Étant donné qu’il existe des colorants liant les acides nucléiques qui se lient à un ADN ou un ARN spécifique, les chimistes peuvent concevoir le processus de polymérisation pour qu’il se produise exclusivement en présence de séquences ou de structures spécifiques d’acides nucléiques.

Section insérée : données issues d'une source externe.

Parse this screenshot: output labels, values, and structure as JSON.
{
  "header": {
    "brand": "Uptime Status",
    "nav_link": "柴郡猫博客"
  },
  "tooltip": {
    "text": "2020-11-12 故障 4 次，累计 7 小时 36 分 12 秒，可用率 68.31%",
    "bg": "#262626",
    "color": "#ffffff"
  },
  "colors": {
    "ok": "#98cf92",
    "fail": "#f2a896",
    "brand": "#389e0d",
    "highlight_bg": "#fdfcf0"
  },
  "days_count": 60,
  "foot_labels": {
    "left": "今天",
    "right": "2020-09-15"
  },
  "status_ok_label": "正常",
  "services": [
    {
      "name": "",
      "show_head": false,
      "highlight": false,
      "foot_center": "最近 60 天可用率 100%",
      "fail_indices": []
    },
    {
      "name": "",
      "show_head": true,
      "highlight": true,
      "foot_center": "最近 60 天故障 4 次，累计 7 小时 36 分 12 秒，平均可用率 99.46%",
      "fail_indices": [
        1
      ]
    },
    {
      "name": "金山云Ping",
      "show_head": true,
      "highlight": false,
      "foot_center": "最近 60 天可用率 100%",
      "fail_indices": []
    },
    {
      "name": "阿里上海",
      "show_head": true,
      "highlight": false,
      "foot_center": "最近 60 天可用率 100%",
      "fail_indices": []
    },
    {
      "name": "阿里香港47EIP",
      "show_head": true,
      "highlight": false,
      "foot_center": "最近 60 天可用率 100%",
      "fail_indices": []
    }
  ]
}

Jeong, co-conseillé par Das et Krzysztof Matyjaszewski, professeur de sciences naturelles à l’Université JC Warner, était en mesure de voir le potentiel des colorants en dehors de leur usage courant.
Jeong a testé son concept en utilisant des colorants populaires liant les acides nucléiques associés à différents acides nucléiques, du simple ADN de saumon et de l’ARN de levure à des échafaudages plus complexes comme l’ADN G-quadruplex et les nanofleurs d’ADN. Premièrement, il a confirmé que la polymérisation ne se produisait pas sans la présence d’acide nucléique. Une fois les échafaudages d’acide nucléique ajoutés, les colorants se lient à eux et deviennent fluorescents lorsqu’ils sont exposés à la lumière.
Jeong a découvert que, lors de la liaison aux acides nucléiques, les colorants présentaient souvent un rendement quantique de fluorescence considérablement amélioré et une durée de vie fluorescente prolongée. Cela a permis un transfert efficace d’électrons vers le catalyseur en cuivre qui alimente la réaction ATRP. De plus, les chercheurs ont remarqué une augmentation des conversions de monomères lorsqu’ils utilisaient de plus grandes quantités d’ADN.
« En exploitant les propriétés uniques des colorants liant les acides nucléiques pour permettre la polymérisation exclusivement en présence d’échafaudages d’acides nucléiques, cette nouvelle approche offre une manière intéressante de construire des macromolécules aux architectures complexes », a déclaré Matyjaszewski, qui a développé l’ATRP en 1995 et continue de le faire. innover et améliorer la technique.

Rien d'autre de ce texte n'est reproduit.